Anyway, her comment made me think more about my mental health. I think I've said before that I have depression: recently this has been largely manageable, where I've gone for weeks without having a bad patch, and can recognise when I do have a particularly low mood and make sure that I try to prevent myself from getting worse. It's something I'm getting better at, particularly since I had CBT two years ago. I've had two rounds of online counselling and two of face-to-face counselling, on the whole these helped and when I felt that things went badly I went to see friends who'd help me feel better. When I struggle nowadays I often find a group of friends and feel better by being with them, or sometimes phone the Samaritans (just to clarify a misconception, I phone them for non-suicidal stuff).
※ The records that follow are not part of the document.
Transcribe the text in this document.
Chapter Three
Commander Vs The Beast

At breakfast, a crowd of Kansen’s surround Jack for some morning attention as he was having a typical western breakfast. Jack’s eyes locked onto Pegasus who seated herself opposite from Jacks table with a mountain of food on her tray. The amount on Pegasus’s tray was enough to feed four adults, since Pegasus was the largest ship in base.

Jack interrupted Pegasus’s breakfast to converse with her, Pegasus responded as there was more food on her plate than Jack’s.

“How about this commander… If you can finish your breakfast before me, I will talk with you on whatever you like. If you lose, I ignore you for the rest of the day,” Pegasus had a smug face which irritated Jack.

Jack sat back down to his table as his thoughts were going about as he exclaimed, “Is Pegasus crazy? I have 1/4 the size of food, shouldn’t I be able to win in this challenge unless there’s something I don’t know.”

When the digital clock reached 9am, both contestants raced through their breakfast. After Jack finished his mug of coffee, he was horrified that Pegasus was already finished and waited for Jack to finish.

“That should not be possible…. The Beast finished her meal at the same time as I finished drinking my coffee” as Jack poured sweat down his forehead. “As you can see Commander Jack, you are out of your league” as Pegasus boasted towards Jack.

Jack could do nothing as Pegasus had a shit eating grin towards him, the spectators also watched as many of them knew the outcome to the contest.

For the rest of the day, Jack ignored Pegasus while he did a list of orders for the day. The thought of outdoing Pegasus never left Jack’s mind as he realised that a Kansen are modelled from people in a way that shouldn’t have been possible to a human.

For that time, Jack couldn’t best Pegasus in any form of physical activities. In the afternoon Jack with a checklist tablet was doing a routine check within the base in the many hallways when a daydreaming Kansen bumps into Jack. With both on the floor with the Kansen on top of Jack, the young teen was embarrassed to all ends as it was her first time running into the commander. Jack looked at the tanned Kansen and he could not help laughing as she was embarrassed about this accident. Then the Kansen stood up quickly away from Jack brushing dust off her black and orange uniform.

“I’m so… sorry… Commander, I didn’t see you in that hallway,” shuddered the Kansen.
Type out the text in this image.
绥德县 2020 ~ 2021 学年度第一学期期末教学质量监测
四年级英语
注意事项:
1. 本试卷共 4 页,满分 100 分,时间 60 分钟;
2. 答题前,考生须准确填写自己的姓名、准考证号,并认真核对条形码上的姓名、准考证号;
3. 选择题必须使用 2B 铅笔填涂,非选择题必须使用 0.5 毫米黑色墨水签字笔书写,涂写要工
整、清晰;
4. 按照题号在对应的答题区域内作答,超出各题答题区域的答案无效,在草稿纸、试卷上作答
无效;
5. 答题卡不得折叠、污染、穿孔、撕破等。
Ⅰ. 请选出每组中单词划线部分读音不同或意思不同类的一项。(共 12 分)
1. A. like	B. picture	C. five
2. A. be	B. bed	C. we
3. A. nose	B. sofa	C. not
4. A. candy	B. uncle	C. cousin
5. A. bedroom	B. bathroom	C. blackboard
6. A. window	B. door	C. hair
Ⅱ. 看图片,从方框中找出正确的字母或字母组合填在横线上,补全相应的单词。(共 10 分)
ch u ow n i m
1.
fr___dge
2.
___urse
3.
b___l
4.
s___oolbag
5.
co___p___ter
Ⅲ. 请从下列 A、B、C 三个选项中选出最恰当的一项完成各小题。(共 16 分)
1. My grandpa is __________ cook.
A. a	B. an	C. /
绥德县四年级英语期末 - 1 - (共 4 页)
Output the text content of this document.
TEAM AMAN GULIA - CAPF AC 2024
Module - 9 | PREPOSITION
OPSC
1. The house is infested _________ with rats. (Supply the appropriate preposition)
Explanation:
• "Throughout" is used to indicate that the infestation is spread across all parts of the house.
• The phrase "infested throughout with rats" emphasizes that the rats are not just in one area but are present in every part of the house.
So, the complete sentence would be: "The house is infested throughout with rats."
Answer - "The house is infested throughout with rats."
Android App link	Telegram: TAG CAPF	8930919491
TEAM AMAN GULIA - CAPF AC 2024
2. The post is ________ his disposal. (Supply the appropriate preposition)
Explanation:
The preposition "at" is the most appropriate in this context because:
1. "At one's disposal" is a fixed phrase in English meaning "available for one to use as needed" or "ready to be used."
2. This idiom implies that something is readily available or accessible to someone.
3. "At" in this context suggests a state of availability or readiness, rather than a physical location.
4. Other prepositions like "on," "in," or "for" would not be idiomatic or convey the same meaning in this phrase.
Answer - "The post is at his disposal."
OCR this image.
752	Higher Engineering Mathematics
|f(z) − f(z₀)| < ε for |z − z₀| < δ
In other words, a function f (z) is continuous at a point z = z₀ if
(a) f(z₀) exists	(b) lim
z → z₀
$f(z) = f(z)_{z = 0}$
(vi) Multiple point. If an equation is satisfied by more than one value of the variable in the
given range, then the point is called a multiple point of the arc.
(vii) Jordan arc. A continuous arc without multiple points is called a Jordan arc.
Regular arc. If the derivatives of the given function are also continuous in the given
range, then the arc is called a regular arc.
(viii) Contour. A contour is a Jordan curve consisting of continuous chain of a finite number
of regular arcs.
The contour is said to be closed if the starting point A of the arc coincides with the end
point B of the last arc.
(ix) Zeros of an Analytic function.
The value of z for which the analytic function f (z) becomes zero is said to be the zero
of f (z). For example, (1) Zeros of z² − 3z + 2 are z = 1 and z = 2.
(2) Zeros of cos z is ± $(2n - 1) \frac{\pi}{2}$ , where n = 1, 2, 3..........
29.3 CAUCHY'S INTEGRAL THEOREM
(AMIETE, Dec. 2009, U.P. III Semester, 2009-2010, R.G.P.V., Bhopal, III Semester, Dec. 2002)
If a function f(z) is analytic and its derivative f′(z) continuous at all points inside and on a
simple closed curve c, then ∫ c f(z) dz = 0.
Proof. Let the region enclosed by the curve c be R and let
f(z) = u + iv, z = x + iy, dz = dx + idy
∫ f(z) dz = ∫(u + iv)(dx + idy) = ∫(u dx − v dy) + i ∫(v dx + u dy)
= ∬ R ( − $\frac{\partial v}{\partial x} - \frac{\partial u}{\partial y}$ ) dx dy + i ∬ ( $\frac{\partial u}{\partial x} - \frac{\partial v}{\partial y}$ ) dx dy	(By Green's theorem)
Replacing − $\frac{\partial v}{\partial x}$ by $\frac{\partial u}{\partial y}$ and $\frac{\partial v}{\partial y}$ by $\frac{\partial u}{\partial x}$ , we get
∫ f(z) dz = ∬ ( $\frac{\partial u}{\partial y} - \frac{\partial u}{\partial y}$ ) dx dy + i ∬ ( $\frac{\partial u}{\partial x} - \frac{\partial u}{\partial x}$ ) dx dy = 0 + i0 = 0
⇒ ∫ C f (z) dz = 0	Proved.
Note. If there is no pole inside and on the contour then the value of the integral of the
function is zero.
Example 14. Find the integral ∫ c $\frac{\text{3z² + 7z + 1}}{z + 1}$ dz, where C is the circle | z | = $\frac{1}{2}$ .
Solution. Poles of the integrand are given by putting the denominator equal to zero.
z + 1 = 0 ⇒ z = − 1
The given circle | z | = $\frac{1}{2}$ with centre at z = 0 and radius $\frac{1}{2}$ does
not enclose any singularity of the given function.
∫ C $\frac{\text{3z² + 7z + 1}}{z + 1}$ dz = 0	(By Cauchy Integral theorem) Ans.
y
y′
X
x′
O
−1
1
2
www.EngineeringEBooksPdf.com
Other times I stay away from people but make sure that I'm somewhere safe like my room and do something like watch TV or take a bath. I choose things that won't frustrate me and that take time, since often my low moods require me to wait them out before I feel better.
Sometimes I think that my depression can be triggered by Aspie-related frustrations such as feeling misunderstood or having an unsuccessful conversation. On occasion I wonder if I'd have depression if I'd received more support for Asperger's when I was younger, since my social difficulties made me feel like a failure and affected my self-esteem a lot. The two aren't the same, as one person suggested to me once, but as I wrote before I do think that they're linked in my case at least.
What do I do then? I can't avoid events which trigger my depression or my Aspie traits or both. I am better at managing both conditions and like to think that I'm continuing to improve, but sometimes the difficulties do make it harder to cope. In winter my depression flares up more (not sure why - less daylight? Cold?) so at the moment I'm considering taking anti-depressant meds to help make the next few months a bit easier. It's not something I've done before and have been reluctant to try (main reason being withdrawal effects), on the other hand if it makes winter easier then maybe they're worth trying. I'm going away on a residential course (Mental Health and Human Rights diploma in India, am quite excited!) in just under a fortnight and will be back in mid-November, so I'll see if I still feel the same way then - I see no point in starting them now since I don't want my body to be in adjustment-period while on my course!
I sometimes consider writing a mental health blog on my depression and diploma course and training I've been involved in, then again I feel that I neglect this blog as it is. Maybe I'll integrate mental health stuff into this blog, since I don't know that I have much more to say on being an Aspie that I haven't already said. We'll see how things go.